The cultural connection with a sub-group was no longer material. When the popularization (Van Ronk's Folk Scare) became obsolete then the question arose "what is folk?" Academic folklorists and musicoligists had their own definition. The Big Bill Broonzy/Louis Armstrong
bromide about "horses don't sing it" is not a good syllogism. Horses don't sing any other kind of music that we know about.

But the reason, like for most of consumables these days, is about money. The real oxymoron for me is the notion of a "folk star".

In the States, Ted Jioia believes that the "multinationals" are a part of Silicon Valley who as he says "are eating Hollywood's lunch". Hi tech money is controlling the dissemination of the music industry to the public.

We Mudcatters (and forgive me if I have the hubris to represent many here) need to fight back which actually I think we are doing.
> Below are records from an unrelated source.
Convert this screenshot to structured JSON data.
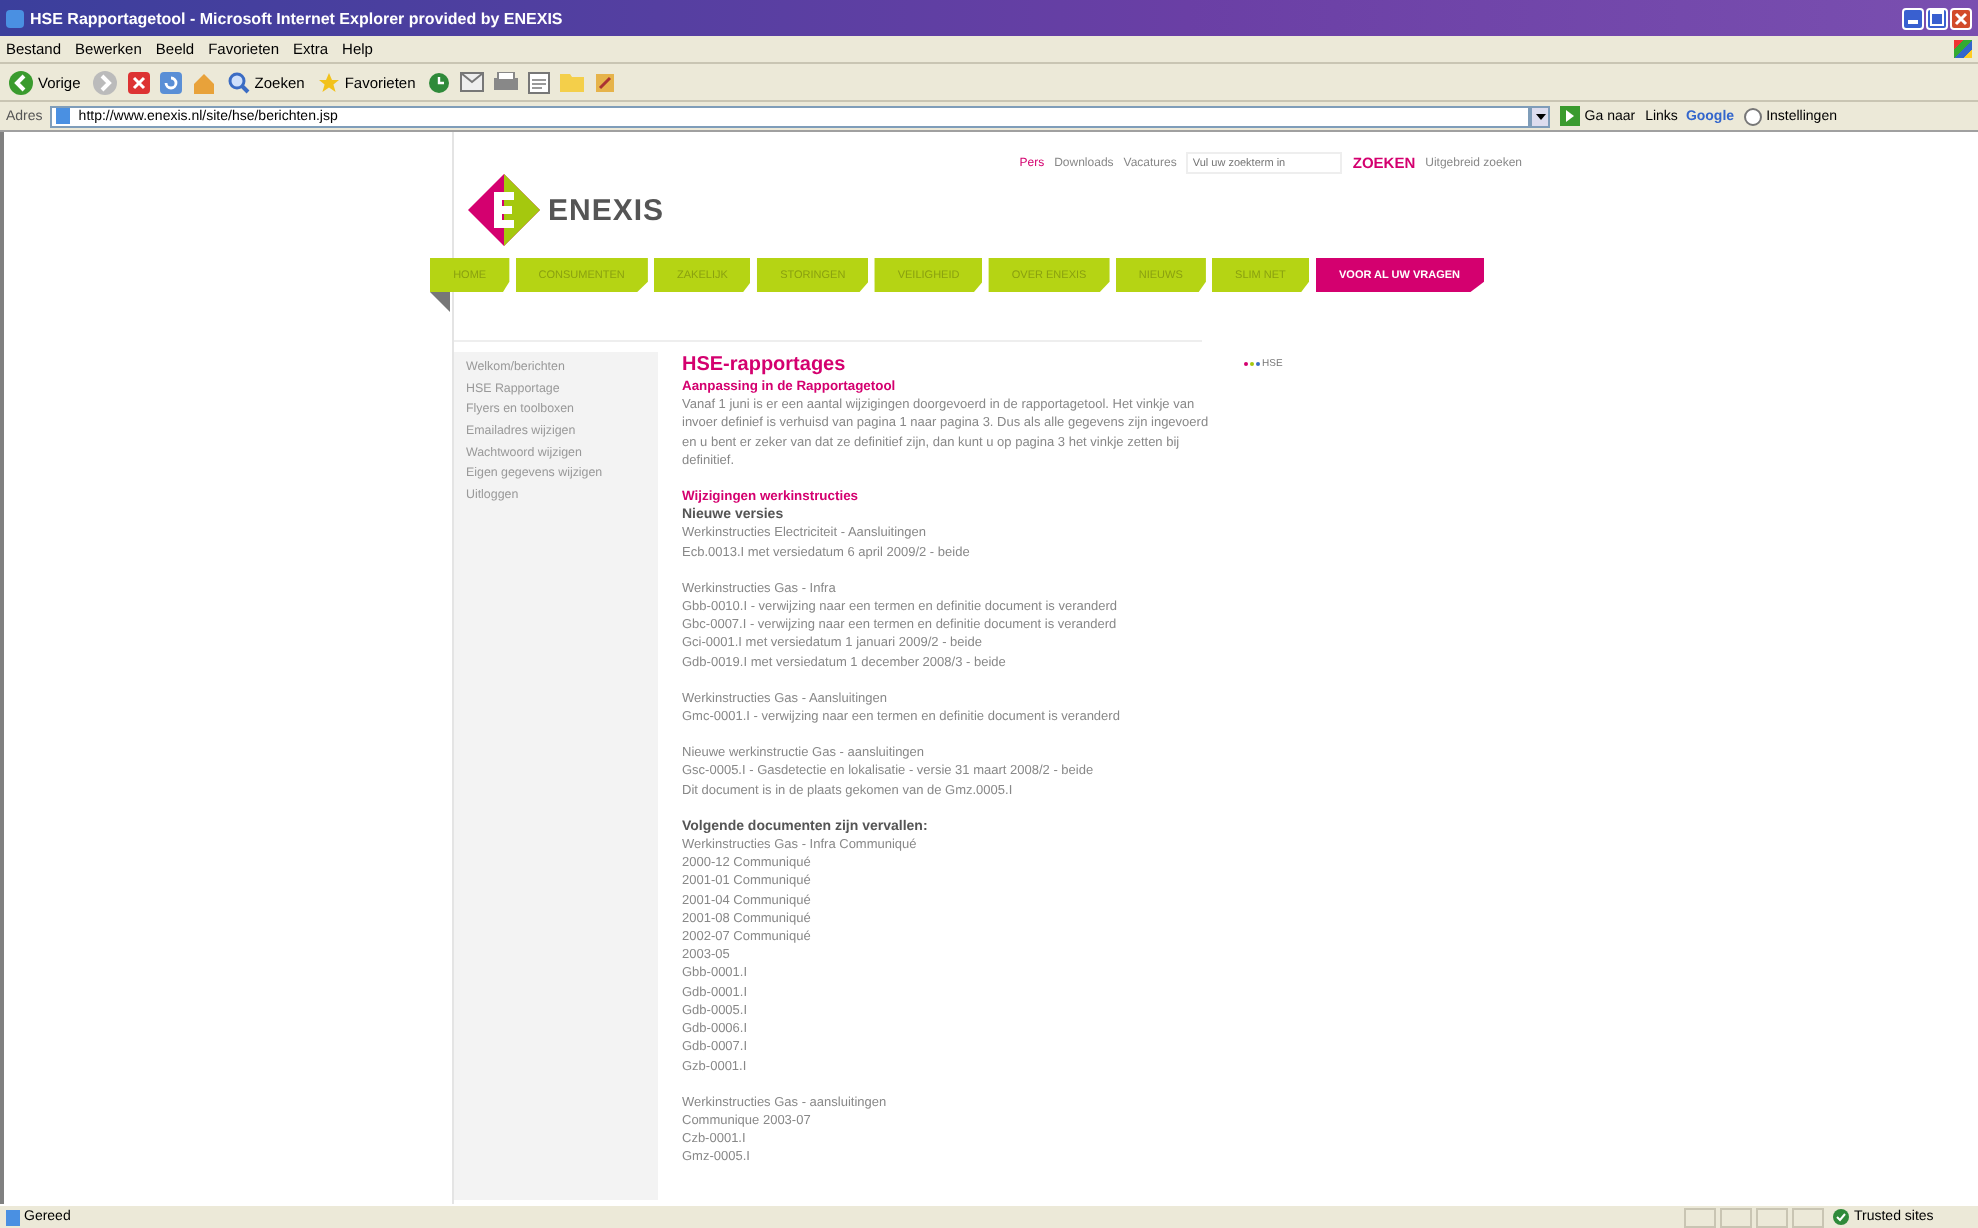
{
  "window": {
    "title": "HSE Rapportagetool - Microsoft Internet Explorer provided by ENEXIS"
  },
  "menu": [
    "Bestand",
    "Bewerken",
    "Beeld",
    "Favorieten",
    "Extra",
    "Help"
  ],
  "toolbar": {
    "back": "Vorige",
    "search": "Zoeken",
    "favorites": "Favorieten"
  },
  "address": {
    "label": "Adres",
    "url": "http://www.enexis.nl/site/hse/berichten.jsp",
    "go": "Ga naar",
    "links": "Links",
    "google": "Google",
    "settings": "Instellingen"
  },
  "header": {
    "logo": "ENEXIS",
    "top_links": [
      {
        "label": "Pers",
        "selected": true
      },
      {
        "label": "Downloads",
        "selected": false
      },
      {
        "label": "Vacatures",
        "selected": false
      }
    ],
    "search": {
      "placeholder": "Vul uw zoekterm in"
    },
    "search_button": "ZOEKEN",
    "advanced": "Uitgebreid zoeken"
  },
  "nav": [
    {
      "label": "HOME",
      "selected": false
    },
    {
      "label": "CONSUMENTEN",
      "selected": false
    },
    {
      "label": "ZAKELIJK",
      "selected": false
    },
    {
      "label": "STORINGEN",
      "selected": false
    },
    {
      "label": "VEILIGHEID",
      "selected": false
    },
    {
      "label": "OVER ENEXIS",
      "selected": false
    },
    {
      "label": "NIEUWS",
      "selected": false
    },
    {
      "label": "SLIM NET",
      "selected": false
    },
    {
      "label": "VOOR AL UW VRAGEN",
      "selected": true
    }
  ],
  "sidebar": {
    "items": [
      "Welkom/berichten",
      "HSE Rapportage",
      "Flyers en toolboxen",
      "Emailadres wijzigen",
      "Wachtwoord wijzigen",
      "Eigen gegevens wijzigen",
      "Uitloggen"
    ]
  },
  "hse_badge": "HSE",
  "content": [
    {
      "kind": "title",
      "text": "HSE-rapportages"
    },
    {
      "kind": "subtitle",
      "text": "Aanpassing in de Rapportagetool"
    },
    {
      "kind": "paragraph",
      "text": "Vanaf 1 juni is er een aantal wijzigingen doorgevoerd in de rapportagetool. Het vinkje van invoer definief is verhuisd van pagina 1 naar pagina 3. Dus als alle gegevens zijn ingevoerd en u bent er zeker van dat ze definitief zijn, dan kunt u op pagina 3 het vinkje zetten bij definitief."
    },
    {
      "kind": "subtitle",
      "text": "Wijzigingen werkinstructies"
    },
    {
      "kind": "bold",
      "text": "Nieuwe versies"
    },
    {
      "kind": "lines",
      "lines": [
        "Werkinstructies Electriciteit - Aansluitingen",
        "Ecb.0013.I met versiedatum 6 april 2009/2 - beide"
      ]
    },
    {
      "kind": "lines",
      "lines": [
        "Werkinstructies Gas - Infra",
        "Gbb-0010.I - verwijzing naar een termen en definitie document is veranderd",
        "Gbc-0007.I - verwijzing naar een termen en definitie document is veranderd",
        "Gci-0001.I met versiedatum 1 januari 2009/2 - beide",
        "Gdb-0019.I met versiedatum 1 december 2008/3 - beide"
      ]
    },
    {
      "kind": "lines",
      "lines": [
        "Werkinstructies Gas - Aansluitingen",
        "Gmc-0001.I - verwijzing naar een termen en definitie document is veranderd"
      ]
    },
    {
      "kind": "lines",
      "lines": [
        "Nieuwe werkinstructie Gas - aansluitingen",
        "Gsc-0005.I - Gasdetectie en lokalisatie - versie 31 maart 2008/2 - beide",
        "Dit document is in de plaats gekomen van de Gmz.0005.I"
      ]
    },
    {
      "kind": "bold",
      "text": "Volgende documenten zijn vervallen:"
    },
    {
      "kind": "lines",
      "lines": [
        "Werkinstructies Gas - Infra Communiqué",
        "2000-12 Communiqué",
        "2001-01 Communiqué",
        "2001-04 Communiqué",
        "2001-08 Communiqué",
        "2002-07 Communiqué",
        "2003-05",
        "Gbb-0001.I",
        "Gdb-0001.I",
        "Gdb-0005.I",
        "Gdb-0006.I",
        "Gdb-0007.I",
        "Gzb-0001.I"
      ]
    },
    {
      "kind": "lines",
      "lines": [
        "Werkinstructies Gas - aansluitingen",
        "Communique 2003-07",
        "Czb-0001.I",
        "Gmz-0005.I"
      ]
    }
  ],
  "status": {
    "text": "Gereed",
    "zone": "Trusted sites"
  }
}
In this way I agree with Big Al in that I don't give a shit
for the popularization by media of folk music. On the other hand, it controlled the image
during the Folk Scare and a folksinger was reduced to a longhaired girl with a guitar making up personal statements or a scruffy bearded torn jeans wearing young white boy with a growly voice attempting to represent the rural Southern US. That's a straight-jacket that belies the vitality of the folk "process".

So we can give up on the mainstream media to ever launch a folk revival. The biggest folk revival will and is taking place in the living room not the Net which is being usurped by the money makers who control it.

For me, this is why Mudcat is so valuable. We define folk music. It's important in our lives and when we share it, the world is better off for it.